España, a partir del
romanticismo empezó a demostrar sus telares poéticos decadentes (a excepción de
Bécquer). El Modernismo vino, entonces, a significar la primera contribución original, su más segura prueba
de madurez e independencia con respecto a la tradición española, de la cual había
sido por naturaleza deudora inevitable. Nuestros modernistas, Darío, Lugones,
Nervo, Chocano, Herrera y Reising, Delmira Agustini y un poquito antes el
colombiano José Asunción Silva (1865-1896), al vigorizar los lenguajes a través
de nuevos recursos estilísticos, configuraciones semánticas percepcionales y
ritmos interiores dentro de los sintagmas, entre otras aportaciones de fondo y
forma, lograron salvar a la expresión literaria de la inmediata penuria, de los
lenguajes fosilizados y de las ideas vacías dominante en todo el ámbito hispánico.

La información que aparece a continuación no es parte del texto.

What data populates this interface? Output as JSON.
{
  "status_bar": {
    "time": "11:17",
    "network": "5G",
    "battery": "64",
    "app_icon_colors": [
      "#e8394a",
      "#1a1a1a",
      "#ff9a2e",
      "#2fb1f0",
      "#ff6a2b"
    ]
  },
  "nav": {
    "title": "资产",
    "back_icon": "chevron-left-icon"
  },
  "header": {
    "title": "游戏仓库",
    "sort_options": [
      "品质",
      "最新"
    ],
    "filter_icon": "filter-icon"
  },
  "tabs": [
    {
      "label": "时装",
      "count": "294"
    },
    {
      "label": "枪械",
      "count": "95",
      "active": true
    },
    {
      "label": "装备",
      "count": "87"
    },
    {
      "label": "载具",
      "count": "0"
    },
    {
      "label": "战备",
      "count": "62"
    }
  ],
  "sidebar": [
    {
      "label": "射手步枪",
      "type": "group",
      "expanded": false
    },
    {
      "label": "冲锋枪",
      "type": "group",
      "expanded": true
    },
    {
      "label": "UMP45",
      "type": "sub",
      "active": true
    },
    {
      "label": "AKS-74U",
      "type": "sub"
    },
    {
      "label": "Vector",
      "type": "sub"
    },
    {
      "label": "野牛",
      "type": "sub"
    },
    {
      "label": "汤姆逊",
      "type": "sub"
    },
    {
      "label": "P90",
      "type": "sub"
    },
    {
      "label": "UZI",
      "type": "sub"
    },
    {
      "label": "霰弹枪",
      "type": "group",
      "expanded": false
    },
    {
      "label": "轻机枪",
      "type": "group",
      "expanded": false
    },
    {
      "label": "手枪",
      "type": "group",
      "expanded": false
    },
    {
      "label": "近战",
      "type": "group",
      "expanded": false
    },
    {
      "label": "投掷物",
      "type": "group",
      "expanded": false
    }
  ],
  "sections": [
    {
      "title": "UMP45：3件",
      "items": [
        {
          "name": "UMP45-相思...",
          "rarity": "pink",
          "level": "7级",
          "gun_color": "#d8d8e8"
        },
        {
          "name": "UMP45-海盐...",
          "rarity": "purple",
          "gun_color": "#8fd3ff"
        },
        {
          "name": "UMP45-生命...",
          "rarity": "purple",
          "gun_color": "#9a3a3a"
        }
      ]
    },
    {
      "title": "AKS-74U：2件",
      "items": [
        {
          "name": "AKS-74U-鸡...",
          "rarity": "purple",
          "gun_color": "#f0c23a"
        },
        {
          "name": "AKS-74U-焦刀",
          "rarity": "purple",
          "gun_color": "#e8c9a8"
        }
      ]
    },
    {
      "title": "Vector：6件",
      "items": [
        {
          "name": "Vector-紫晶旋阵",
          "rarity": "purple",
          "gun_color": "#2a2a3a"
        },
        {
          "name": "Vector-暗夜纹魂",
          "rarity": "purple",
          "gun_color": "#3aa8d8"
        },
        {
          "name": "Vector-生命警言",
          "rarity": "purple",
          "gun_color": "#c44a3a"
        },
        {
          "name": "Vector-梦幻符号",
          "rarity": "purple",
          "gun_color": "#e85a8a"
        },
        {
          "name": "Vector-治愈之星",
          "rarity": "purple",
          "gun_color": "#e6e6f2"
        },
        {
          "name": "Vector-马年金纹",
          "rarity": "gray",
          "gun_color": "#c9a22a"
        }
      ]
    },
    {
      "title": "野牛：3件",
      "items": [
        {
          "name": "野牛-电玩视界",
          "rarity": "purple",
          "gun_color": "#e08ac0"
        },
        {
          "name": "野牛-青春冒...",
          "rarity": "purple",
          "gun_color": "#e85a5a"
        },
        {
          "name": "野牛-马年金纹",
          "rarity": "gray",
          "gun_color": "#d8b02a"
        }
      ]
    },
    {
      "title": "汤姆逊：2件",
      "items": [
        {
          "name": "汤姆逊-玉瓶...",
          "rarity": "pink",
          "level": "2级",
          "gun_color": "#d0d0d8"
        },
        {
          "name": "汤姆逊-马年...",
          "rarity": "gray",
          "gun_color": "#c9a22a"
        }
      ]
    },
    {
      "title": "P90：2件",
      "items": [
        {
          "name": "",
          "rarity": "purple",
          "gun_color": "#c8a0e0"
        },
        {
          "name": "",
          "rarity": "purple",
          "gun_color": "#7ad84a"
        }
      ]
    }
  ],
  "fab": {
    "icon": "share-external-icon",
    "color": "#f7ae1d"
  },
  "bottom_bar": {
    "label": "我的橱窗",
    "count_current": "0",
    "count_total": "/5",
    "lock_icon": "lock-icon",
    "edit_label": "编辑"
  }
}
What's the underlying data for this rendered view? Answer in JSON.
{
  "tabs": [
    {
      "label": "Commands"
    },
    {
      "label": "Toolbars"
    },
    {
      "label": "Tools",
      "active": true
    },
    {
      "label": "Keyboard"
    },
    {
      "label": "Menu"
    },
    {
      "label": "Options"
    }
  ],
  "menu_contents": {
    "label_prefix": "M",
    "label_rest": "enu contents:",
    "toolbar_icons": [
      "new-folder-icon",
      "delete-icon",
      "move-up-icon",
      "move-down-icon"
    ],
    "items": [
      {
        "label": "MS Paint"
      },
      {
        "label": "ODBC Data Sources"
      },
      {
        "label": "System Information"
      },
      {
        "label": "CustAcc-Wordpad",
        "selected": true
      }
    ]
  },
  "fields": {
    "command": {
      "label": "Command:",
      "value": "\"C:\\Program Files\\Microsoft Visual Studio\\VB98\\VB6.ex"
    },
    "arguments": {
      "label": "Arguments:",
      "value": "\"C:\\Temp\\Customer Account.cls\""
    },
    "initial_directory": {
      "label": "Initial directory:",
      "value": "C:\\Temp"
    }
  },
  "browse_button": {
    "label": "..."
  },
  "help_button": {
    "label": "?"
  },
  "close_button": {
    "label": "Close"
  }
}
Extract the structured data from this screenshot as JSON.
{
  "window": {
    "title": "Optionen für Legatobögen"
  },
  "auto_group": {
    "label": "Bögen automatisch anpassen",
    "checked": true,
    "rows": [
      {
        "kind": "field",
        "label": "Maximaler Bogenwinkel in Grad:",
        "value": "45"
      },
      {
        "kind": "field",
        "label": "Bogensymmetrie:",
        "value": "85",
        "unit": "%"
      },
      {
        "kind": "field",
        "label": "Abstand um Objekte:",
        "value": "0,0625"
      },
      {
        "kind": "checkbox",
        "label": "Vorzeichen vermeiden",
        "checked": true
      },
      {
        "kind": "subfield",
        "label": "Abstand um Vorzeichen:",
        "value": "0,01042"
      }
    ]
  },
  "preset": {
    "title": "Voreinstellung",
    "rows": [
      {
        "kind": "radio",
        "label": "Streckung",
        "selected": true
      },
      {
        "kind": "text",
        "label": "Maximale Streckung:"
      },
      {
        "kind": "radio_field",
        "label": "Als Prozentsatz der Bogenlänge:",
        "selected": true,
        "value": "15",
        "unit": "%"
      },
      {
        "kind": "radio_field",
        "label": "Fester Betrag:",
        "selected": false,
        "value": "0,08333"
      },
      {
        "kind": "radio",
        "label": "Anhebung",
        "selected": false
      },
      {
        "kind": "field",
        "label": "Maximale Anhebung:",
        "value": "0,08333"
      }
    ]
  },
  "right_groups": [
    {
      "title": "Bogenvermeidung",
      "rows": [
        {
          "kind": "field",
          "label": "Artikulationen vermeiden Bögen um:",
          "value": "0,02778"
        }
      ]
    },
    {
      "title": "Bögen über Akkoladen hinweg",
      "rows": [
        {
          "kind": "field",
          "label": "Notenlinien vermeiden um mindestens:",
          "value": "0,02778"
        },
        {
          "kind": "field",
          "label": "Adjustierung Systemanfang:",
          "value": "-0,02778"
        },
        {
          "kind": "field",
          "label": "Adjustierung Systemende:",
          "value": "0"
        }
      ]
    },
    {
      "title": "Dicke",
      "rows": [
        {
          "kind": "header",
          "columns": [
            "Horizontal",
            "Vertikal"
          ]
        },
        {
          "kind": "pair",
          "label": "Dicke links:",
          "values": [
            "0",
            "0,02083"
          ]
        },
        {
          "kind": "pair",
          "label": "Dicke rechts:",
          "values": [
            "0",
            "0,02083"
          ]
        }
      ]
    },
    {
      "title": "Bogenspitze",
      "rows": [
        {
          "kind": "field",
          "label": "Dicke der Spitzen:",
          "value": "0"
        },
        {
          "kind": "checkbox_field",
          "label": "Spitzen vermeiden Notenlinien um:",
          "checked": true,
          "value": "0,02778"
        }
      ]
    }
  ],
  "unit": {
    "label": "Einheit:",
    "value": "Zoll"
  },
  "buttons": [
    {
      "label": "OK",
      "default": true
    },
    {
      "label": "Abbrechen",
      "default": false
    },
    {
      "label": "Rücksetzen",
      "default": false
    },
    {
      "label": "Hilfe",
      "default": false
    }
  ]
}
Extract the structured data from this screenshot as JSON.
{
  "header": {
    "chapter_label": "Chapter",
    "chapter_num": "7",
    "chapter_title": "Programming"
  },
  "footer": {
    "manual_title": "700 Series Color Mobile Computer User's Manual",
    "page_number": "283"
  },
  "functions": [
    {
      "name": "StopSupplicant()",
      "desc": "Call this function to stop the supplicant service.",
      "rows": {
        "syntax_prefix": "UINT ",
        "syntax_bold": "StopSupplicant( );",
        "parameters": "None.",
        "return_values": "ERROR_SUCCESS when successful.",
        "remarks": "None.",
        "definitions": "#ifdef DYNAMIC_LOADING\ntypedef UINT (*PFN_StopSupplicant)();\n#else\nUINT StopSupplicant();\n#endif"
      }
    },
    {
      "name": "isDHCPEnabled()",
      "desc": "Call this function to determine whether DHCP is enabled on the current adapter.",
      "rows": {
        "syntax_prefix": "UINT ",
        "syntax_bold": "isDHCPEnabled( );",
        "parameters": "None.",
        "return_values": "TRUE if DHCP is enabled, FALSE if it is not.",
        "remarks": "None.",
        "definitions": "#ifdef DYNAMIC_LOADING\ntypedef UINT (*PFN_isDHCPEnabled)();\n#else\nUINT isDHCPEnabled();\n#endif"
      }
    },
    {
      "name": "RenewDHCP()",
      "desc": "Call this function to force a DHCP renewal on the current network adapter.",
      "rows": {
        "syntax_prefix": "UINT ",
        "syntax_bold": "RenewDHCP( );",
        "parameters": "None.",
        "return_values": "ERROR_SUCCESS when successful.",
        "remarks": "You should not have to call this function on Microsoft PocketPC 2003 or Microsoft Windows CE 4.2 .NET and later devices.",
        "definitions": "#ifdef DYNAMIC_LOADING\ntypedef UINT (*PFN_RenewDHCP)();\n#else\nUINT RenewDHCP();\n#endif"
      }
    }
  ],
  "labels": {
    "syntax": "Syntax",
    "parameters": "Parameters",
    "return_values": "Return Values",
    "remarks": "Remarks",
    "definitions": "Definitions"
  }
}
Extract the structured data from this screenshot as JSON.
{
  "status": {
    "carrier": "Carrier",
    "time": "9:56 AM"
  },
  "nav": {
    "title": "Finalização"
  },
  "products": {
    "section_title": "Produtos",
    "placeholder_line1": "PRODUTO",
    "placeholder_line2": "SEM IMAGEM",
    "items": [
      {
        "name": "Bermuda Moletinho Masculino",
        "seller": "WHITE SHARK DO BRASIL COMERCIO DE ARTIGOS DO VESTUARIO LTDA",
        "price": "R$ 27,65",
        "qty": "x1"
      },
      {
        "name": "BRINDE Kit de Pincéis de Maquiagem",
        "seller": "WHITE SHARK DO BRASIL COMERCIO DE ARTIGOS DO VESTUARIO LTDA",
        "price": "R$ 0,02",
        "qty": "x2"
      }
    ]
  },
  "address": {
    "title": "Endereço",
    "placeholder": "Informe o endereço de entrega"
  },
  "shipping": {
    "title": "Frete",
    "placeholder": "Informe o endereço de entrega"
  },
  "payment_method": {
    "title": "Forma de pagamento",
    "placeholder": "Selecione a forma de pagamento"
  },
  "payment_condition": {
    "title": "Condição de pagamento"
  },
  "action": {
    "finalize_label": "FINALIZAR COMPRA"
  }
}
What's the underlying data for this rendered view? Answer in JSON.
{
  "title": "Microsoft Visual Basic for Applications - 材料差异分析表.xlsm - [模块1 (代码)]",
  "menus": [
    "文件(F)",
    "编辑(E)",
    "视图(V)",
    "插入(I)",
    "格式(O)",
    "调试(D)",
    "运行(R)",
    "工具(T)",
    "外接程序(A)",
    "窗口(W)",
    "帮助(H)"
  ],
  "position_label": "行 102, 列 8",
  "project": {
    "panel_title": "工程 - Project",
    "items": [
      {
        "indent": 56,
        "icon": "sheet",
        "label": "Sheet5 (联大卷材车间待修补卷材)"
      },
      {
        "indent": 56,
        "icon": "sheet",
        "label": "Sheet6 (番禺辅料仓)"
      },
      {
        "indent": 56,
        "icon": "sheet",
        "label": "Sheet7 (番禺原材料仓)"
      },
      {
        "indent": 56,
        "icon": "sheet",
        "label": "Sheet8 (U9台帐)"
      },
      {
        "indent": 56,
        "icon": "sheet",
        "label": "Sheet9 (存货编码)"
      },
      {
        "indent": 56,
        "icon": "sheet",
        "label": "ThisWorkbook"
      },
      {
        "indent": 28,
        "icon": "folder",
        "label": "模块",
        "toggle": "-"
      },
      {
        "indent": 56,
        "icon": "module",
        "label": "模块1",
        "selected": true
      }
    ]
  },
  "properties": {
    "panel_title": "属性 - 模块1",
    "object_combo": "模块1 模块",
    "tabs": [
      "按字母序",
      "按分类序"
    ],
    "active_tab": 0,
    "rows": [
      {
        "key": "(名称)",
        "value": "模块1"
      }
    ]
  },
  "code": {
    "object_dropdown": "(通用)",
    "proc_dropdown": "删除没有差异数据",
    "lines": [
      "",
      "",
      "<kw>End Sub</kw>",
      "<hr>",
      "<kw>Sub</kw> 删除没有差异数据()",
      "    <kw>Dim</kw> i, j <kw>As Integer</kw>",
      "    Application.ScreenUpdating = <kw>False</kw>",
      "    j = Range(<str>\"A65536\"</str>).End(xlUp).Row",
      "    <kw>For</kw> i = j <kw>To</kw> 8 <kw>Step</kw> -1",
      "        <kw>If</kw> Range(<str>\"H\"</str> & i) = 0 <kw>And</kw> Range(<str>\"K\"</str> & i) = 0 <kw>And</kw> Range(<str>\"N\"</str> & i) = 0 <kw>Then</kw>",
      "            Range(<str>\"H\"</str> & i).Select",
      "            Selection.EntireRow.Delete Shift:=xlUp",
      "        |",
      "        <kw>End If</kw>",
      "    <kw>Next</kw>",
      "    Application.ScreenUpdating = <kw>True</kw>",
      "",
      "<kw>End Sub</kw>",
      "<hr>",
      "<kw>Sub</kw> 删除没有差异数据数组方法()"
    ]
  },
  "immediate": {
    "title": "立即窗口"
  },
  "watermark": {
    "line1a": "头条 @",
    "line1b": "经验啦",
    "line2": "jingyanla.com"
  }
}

El segundo aporte fundamental
y fundacional se da en la década de los años 60-70, desde la narrativa, período
en el que se producían importantes cambios en la forma en que la historia y la
literatura se planteaban. Lo que principalmente centró la atención fue el
triunfo de la revolución cubana en 1959. Después de esa generación de
novelistas: Pérez Galdós, Valera, Palacios Valdez, Pío Baroja, un largo
silencio –tiempo y espacio- se dan en las letras hispánicas: primero se
agotaron los temas de una ficción realista-sicológica-histórica; y, luego, les
pilló la guerra. En tiempos de metrallas y represiones, los espacios literarios
se entumecen, se esconden, desfallecen. Surge entonces el boom, fenómeno
editorial-literario, conformado por un grupo de novelistas latinoamericanos
relativamente jóvenes que, partiendo de nuevas codificaciones del lenguaje dio
a la palabra el espacio ya no denotativo –referencial, sino el asombro de la
imaginación en sus estructuras connotativas y semánticas.. Este grupo está más
relacionado con los autores, Julio Cortázar de Argentina, Carlos Fuentes de
México, Mario Vargas Llosa de Perú y Gabriel García Márquez de Colombia. Indudablemente que el aporte de cada uno de
ellos fue significativo dentro de las estructuras del lenguaje y la
codificación de los argumentos; mas, ninguno como García Márquez que hizo de su
Ingeniería verbal el edificio desde donde se divisaban y vislumbraban por
primera vez todas las realidades en la memoria de la fantasía. Toda su obra es
una sinfonía de situaciones, episodios, ocurrencias que bordeando los límites
de la fabulación ingresan a la realidad de nuestras percepciones
síquico-motoras con una asombrosa interrelación texto-lector. El mismo en una
carta dirigida a su amigo Plinio Apuleyo Mendoza le dice: “ Esta es la línea que pienso
seguir en el relato de un pueblo común y corriente, donde las esteras vuelan,
donde hay una vieja que tiene jodido al médico para que le cure una enfermedad
mortal: la facultad de adivinar el pensamiento de los vecinos..”. Sin embargo, hay un libro
suyo, El Otoño del Patriarca, donde pese a utilizar un estilo muy simple,
García Márquez elabora algunas de sus formas originales y concluye su historia
utilizando largos párrafos, con escasos signos de puntuación en los que logra
entrelazar distintos puntos de vista narrativos; “una especie de monólogo
múltiple en el que intervienen varias voces sin identificarse”. Es su novela
más compleja y elaborada. No hay duda en considerarla como un largo poema en
prosa y la obra que mejor representa al mítico tirano de nuestra América. En
sus páginas los fulgores del realismo mágico llegan a su esplendor con que
García Márquez ha sabido moldear magistralmente gran parte de su narrativa. En
esta obra, el personaje central es el retrato más patético de todos los
dictadores contemporáneos. La soledad que acompaña y acompañará
siempre a estos “dueños de la conciencia ajena”, es la metáfora precisa con que
García Márquez cuestiona a los regímenes totalitaristas.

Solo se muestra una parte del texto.